Over-60s warned about festive fraudsters before they do Christmas shopping online

More than a quarter have been targeted by scammers at least once

Updated: 

Old woman typing credit card's data to online form.

With Christmas approaching, many of us will go online to do our shopping - and that includes the over-60s. Recent research by TalkTalk and Gransnet* found that 93% had previously done some of their Christmas shopping this way.


Although clearly comfortable online, one in four (23%) over 60s has been targeted by an online scam at least once, with 6% losing money as a result. Of those affected, one in 10 said they'd lost more than £1,000, whilst the majority (52%) lost up to £500.


These findings support recent figures from Action Fraud**, showing £16m was lost to Christmas shopping fraud in 2016, a 25% increase on the previous year. This would be enough to purchase almost 250,000 LEGO Star Wars BB-8 sets***, predicted to be a top gift this Christmas.
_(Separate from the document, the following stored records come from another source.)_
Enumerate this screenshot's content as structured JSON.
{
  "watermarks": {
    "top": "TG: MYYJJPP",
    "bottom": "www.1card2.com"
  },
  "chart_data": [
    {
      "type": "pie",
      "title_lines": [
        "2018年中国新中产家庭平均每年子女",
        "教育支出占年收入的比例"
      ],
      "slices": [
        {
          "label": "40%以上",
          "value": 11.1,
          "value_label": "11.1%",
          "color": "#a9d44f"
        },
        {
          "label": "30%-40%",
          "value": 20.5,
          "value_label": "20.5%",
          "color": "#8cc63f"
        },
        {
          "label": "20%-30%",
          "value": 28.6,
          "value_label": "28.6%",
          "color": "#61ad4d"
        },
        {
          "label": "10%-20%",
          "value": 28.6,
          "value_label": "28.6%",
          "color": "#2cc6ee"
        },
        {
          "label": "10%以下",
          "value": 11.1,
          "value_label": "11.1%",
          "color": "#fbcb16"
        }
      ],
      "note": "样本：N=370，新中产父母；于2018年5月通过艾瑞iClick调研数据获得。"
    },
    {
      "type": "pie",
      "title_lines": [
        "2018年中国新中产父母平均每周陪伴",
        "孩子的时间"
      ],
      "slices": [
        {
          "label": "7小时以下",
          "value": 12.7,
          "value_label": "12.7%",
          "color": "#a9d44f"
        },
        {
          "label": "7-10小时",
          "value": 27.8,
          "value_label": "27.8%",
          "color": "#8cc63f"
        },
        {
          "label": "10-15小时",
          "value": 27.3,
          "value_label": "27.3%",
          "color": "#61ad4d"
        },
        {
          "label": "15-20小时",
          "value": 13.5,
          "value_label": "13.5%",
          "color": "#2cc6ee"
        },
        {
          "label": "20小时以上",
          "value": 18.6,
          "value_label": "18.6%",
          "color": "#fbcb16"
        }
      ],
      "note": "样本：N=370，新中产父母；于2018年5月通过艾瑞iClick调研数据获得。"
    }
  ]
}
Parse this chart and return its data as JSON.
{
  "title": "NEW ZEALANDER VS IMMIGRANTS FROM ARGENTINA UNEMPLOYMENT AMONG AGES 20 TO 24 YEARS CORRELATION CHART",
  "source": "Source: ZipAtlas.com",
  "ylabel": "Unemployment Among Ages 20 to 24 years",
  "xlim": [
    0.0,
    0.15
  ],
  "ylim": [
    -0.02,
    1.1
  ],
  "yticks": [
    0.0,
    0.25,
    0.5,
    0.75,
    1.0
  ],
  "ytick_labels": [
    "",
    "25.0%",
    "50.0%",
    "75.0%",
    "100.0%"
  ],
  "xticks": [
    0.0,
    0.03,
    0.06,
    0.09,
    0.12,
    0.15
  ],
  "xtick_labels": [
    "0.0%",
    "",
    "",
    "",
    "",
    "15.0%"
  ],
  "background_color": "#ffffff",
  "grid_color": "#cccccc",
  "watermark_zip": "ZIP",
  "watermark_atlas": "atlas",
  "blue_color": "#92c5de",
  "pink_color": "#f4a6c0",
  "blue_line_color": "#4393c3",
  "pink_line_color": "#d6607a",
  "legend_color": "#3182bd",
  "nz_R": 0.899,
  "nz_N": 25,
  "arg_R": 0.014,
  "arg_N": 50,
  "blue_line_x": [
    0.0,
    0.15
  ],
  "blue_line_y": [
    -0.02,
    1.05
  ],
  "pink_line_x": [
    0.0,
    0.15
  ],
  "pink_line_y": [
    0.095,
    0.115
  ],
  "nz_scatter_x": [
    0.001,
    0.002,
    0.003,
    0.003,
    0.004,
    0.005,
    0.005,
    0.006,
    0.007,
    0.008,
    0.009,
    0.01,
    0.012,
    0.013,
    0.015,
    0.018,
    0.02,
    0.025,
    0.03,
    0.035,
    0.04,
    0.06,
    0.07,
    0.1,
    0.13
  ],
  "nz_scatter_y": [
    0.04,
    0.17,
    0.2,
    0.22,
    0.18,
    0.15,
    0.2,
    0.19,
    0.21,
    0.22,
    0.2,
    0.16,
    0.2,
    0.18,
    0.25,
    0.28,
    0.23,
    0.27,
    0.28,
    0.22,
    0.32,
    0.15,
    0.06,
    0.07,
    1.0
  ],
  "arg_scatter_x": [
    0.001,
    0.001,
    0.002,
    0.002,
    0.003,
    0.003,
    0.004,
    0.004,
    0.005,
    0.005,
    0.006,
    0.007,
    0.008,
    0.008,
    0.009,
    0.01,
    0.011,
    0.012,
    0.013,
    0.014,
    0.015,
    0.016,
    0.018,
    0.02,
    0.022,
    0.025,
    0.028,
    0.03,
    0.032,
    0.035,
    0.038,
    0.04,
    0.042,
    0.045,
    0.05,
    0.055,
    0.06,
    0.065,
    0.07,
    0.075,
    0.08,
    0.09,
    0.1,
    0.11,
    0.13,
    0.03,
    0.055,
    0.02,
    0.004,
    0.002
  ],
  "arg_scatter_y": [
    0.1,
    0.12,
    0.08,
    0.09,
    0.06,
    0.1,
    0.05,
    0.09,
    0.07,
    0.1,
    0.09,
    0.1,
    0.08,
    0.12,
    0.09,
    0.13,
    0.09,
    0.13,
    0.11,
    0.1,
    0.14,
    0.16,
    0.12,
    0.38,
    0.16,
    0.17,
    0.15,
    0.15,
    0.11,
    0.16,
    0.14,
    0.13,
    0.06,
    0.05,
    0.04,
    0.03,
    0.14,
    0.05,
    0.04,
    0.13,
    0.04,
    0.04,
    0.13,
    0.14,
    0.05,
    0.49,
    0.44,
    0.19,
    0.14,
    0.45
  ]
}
To help the over-60s stay safe while shopping online this Christmas, TalkTalk, in partnership with Gransnet, has written a series of tips to help people better protect themselves this festive season.

Lara Crisp, Editor of Gransnet said: "We know this generation know the internet very well – shopping, keeping in touch with their families and friends, or staying on top of the news. Unfortunately, like everyone, they are prone to being targeted by scammers. It's not acceptable, all internet users deserve better than this, so with such a busy retail season in full swing, we were pleased to partner with TalkTalk to raise awareness of the problem."


Tips to stay safe online this Christmas

1. Check the website

Make sure the shopping website you're on is authentic and the payment page secure. You can do this by checking that the address starts with 'https' ('s' is for secure) and there's a closed padlock in the address bar.



2. Be careful how you pay

Don't pay for anything by transferring money directly to people or companies you don't know. If it's a fraud, it's unlikely the bank will recover or refund your money. The safest way to pay for anything online is by credit card.



3. Be vigilant with mails, posts and texts

Watch out for any contact that alleges to be from a delivery firm or the retailer that you purchased from. If unsure, contact them on their confirmed customer service channels, and do not open any attachments or follow links.



4. Always log out

When you've finished your payment, you should log out of your account, as simply closing the page may not in itself end your session.



5. Only buy tickets from official sources

Buy concert, event, fixture or entry tickets only from official sources such as the box office, sports club or reputable fan ticket exchange site. Only by doing this will you know that your tickets exist and are not fakes.



6. Scrutinise travel operators

Check that any holiday or travel you book online is genuine by researching it thoroughly. Look for independent reviews, and confirm travel agents / tour operators are genuine by checking for an ABTA /ATOL number.



7. Trust your gut instincts

If something seems too much of a bargain ... it probably is, as it could well be of poor quality, not as described, or even non-existent.